Rowerowiec, 5 maja 2019, 13:21
Ciekawe dlaczego chcą przechowywać dużo informacji na tysiące lat, skoro po globalnym kataklizmie wiele z przechowywanych informacji będzie bezużyteczna. Tak samo będzie wielce prawdopodobne, że nikt jej nie odczyta. Bo czy teraz szukamy zapisanych informacji we wszystkim co badamy? Super inteligentna forma przekazu informacji będzie opierała się raczej na ujawnieniu informacji bez potrzeby odczytu. To co teraz mamy wymaga dużego skomplikowania. Przykładowo malowidła na ścianie w jaskini są bez problemu odczytane i zinterpretowane. A weźmy nawet płytę CD i dajmy komuś z lasu w Amazonii. Potnie, zrobi wisiorki i będzie mu w tym ładnie. Taki sam sens mają te molekuły. Zresztą tak jak każda forma złożona. Ma to chyba tylko sens jeżeli założymy ciągłość tzw cywilizacji. Wtedy przecież możemy na bierząco przez tysiąc lat robić kopie i archiwizować. Odczytamy tylko my.
lukastar, 6 maja 2019, 08:55
"Za pomocą spektrometru mas możemy badać masę oligopeptydów i przypisywać „1” tam, gdzie oligopeptyd jest obecny i „0” by oznaczyć jego brak. Zatem mieszanina 8 oligopeptydów odpowiada 1 bitowi, w 32 można przechować cztery bity."

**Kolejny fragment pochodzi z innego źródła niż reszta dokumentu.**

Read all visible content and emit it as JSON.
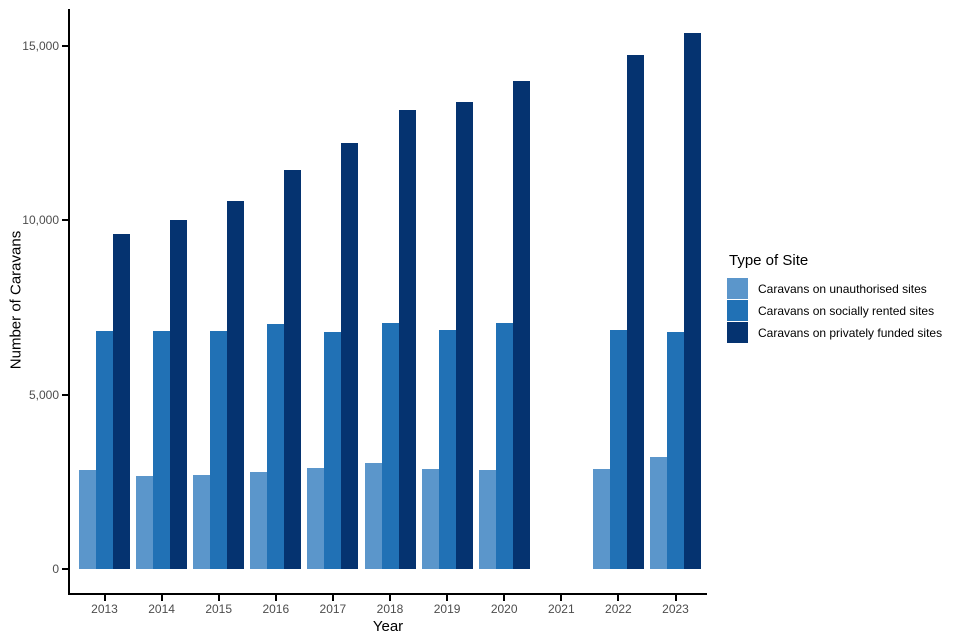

Chodzi oczywiście o bajty, a nie bity.
radar, 21 lipca 2019, 09:01
Przepraszam, za odkopanie tematu, ale nadrabiam zaległości
Będzie bardzo użyteczna, choćby do informacji jak wyglądało nasze życie i nasza wiedza coby nie odkrywać koła na nowo.
I tak, szukamy informacji we wszystkim co badamy, tylko problem polega właśnie na tym, że nie mamy jak. Tak samo z rysunkami na skale, my je interpretujemy (po swojemu), a nie odczytujemy. Odczytujemy np. hieroglify dzięki Kamieniowi z Rosetty, to była instrukcja. W przyszłości również ktoś znajdzie taką instrukcję jak odczytać te oligopeptydy i voila!
Mnie ciekawi, dlaczego zamykają się w kodzie binarnym skoro mogliby użyć "dowolnie" wyższego kodu?